Qiu Yi, Zhao Yingming, Becker Matthias, John Sam, Parekh Bhavin S, Huang Suming, Hendarwanto Anindya, Martinez Elisabeth D, Chen Yue, Lu Hanxin, Adkins Nicholas L, Stavreva Diana A, Wiench Malgorzata, Georgel Philippe T, Schiltz R Louis, Hager Gordon L
Laboratory of Receptor Biology and Gene Expression, National Cancer Institute, National Institutes of Health, Building 41, B602, Bethesda, Maryland 20892, USA.
Mol Cell. 2006 Jun 9;22(5):669-79. doi: 10.1016/j.molcel.2006.04.019.
Although histone deacetylases (HDACs) are generally viewed as corepressors, we show that HDAC1 serves as a coactivator for the glucocorticoid receptor (GR). Furthermore, a subfraction of cellular HDAC1 is acetylated after association with the GR, and this acetylation event correlates with a decrease in promoter activity. HDAC1 in repressed chromatin is highly acetylated, while the deacetylase found on transcriptionally active chromatin manifests a low level of acetylation. Acetylation of purified HDAC1 inactivates its deacetylase activity, and mutation of the critical acetylation sites abrogates HDAC1 function in vivo. We propose that hormone activation of the receptor leads to progressive acetylation of HDAC1 in vivo, which in turn inhibits the deacetylase activity of the enzyme and prevents a deacetylation event that is required for promoter activation. These findings indicate that HDAC1 is required for the induction of some genes by the GR, and this activator function is dynamically modulated by acetylation.

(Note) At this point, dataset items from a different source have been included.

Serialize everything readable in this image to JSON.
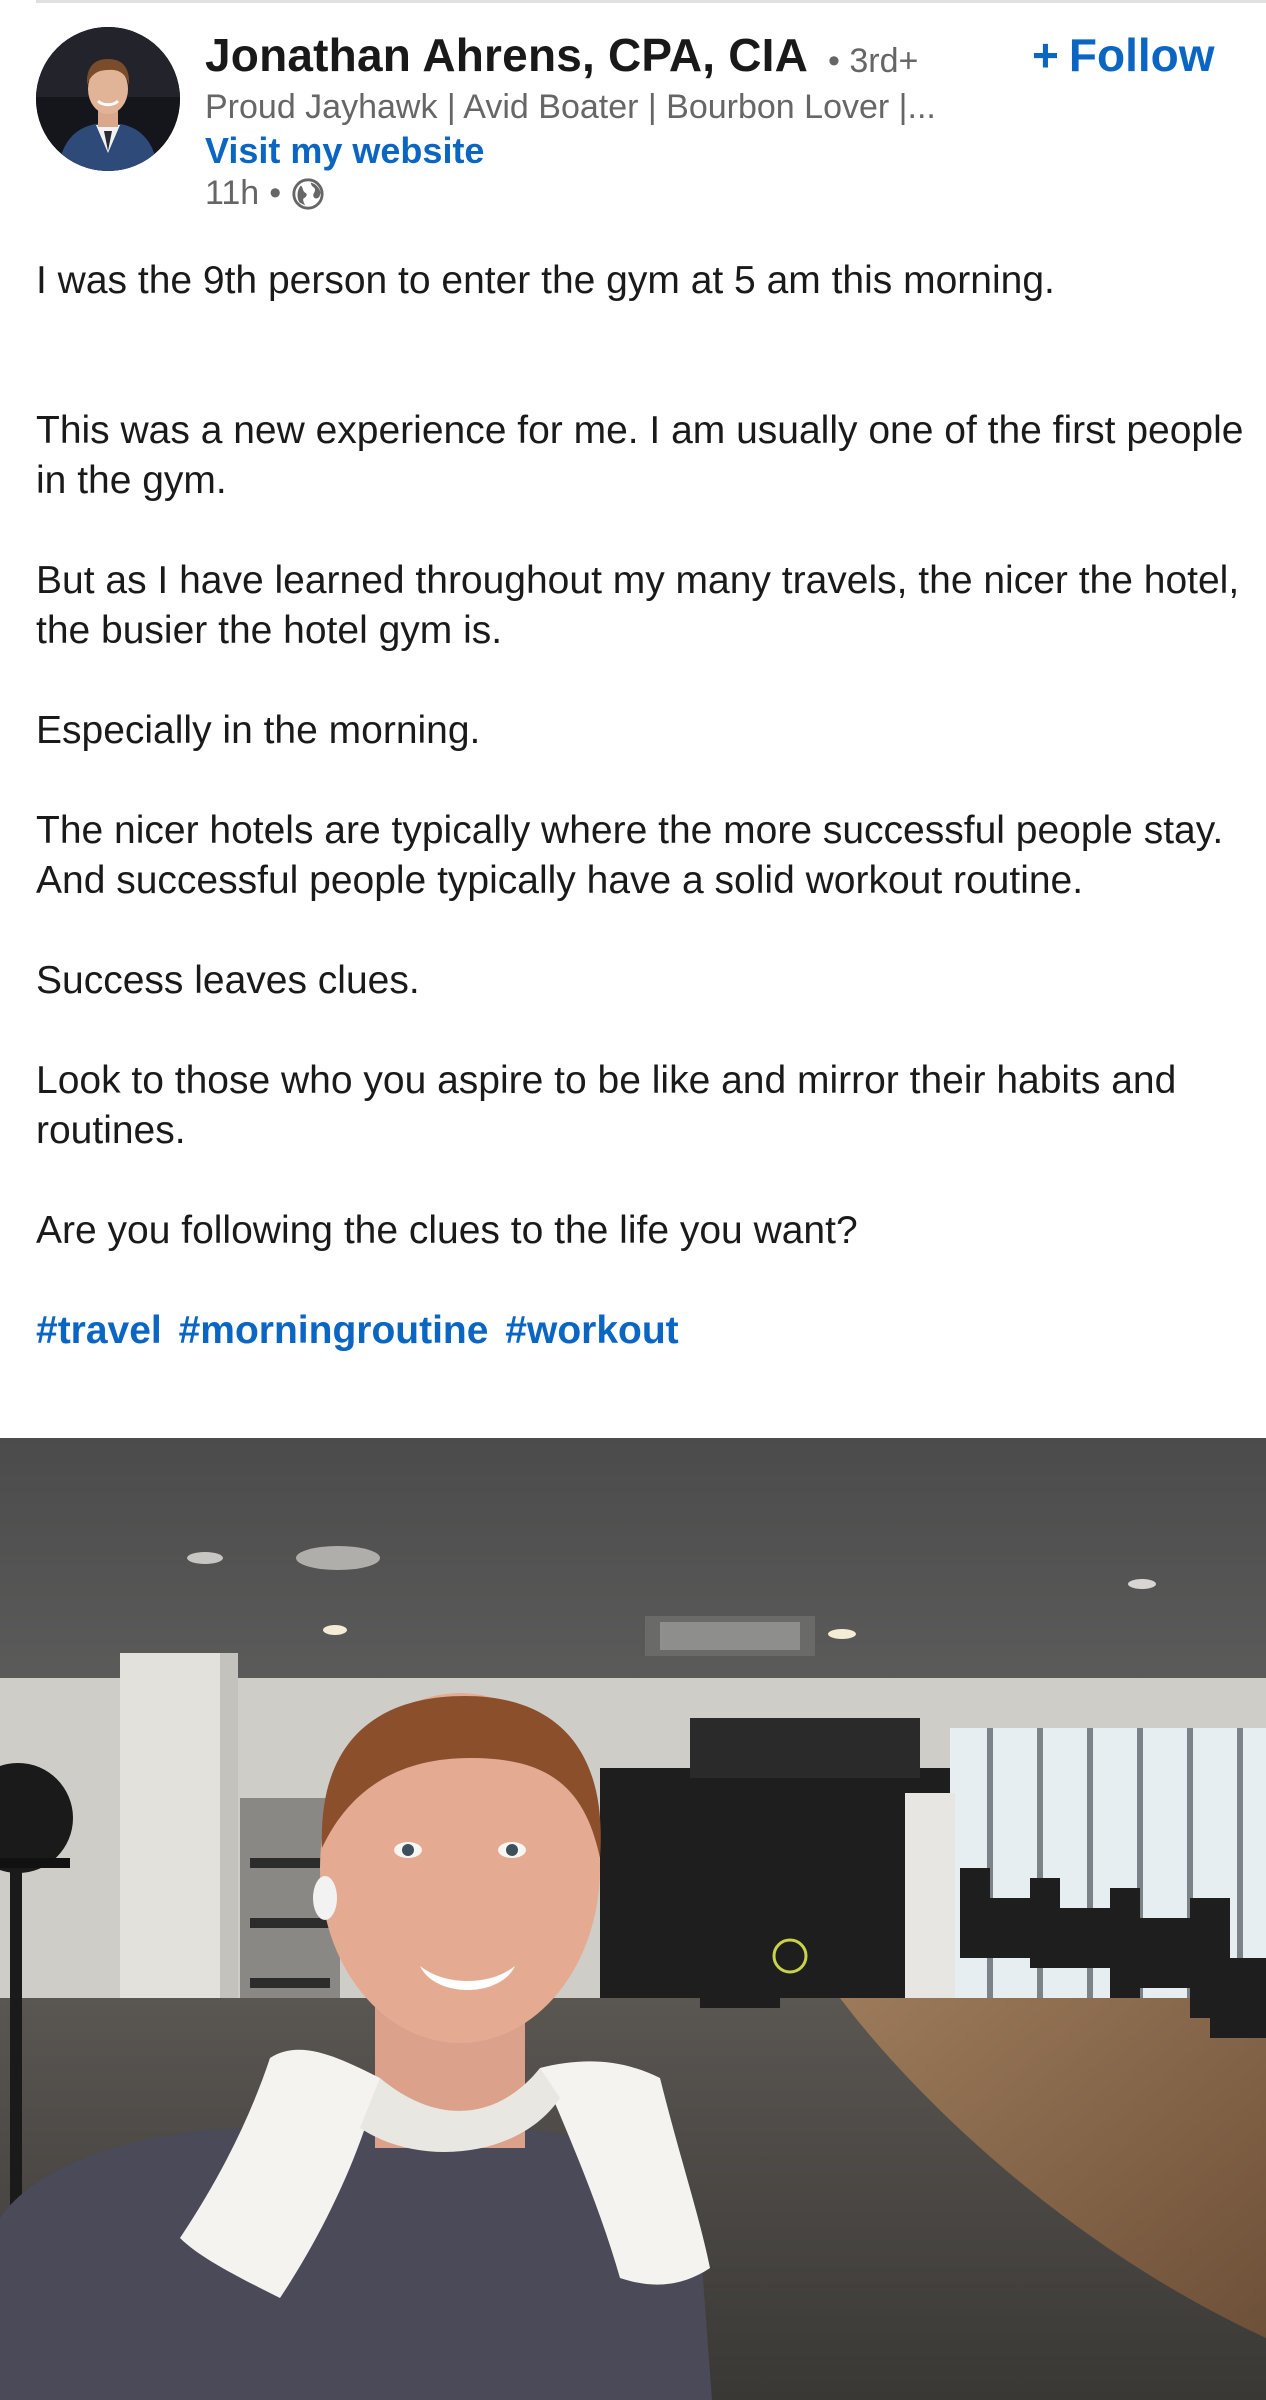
{
  "post": {
    "author": {
      "name": "Jonathan Ahrens, CPA, CIA",
      "degree": "• 3rd+",
      "headline": "Proud Jayhawk | Avid Boater | Bourbon Lover |...",
      "website_label": "Visit my website",
      "time": "11h",
      "visibility_icon": "globe-icon"
    },
    "follow_label": "Follow",
    "follow_icon": "plus-icon",
    "paragraphs": [
      "I was the 9th person to enter the gym at 5 am this morning.",
      "This was a new experience for me. I am usually one of the first people in the gym.",
      "But as I have learned throughout my many travels, the nicer the hotel, the busier the hotel gym is.",
      "Especially in the morning.",
      "The nicer hotels are typically where the more successful people stay. And successful people typically have a solid workout routine.",
      "Success leaves clues.",
      "Look to those who you aspire to be like and mirror their habits and routines.",
      "Are you following the clues to the life you want?"
    ],
    "hashtags": [
      "#travel",
      "#morningroutine",
      "#workout"
    ]
  },
  "colors": {
    "link_blue": "#0a66c2",
    "text": "#1a1a1a",
    "secondary_text": "#666666"
  }
}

尽管组蛋白去乙酰化酶(HDACs)通常被视为共抑制因子,但我们发现HDAC1可作为糖皮质激素受体(GR)的共激活因子。此外,细胞中的一部分HDAC1在与GR结合后会发生乙酰化,且这种乙酰化事件与启动子活性降低相关。处于抑制状态染色质中的HDAC1高度乙酰化,而在转录活跃染色质上发现的去乙酰化酶则表现出低水平的乙酰化。纯化的HDAC1乙酰化会使其去乙酰化酶活性失活,关键乙酰化位点的突变会消除HDAC1在体内的功能。我们提出,受体的激素激活会导致体内HDAC1逐渐乙酰化,进而抑制该酶的去乙酰化酶活性,并阻止启动子激活所需的去乙酰化事件。这些发现表明,HDAC1是GR诱导某些基因所必需的,且这种激活功能会受到乙酰化的动态调节。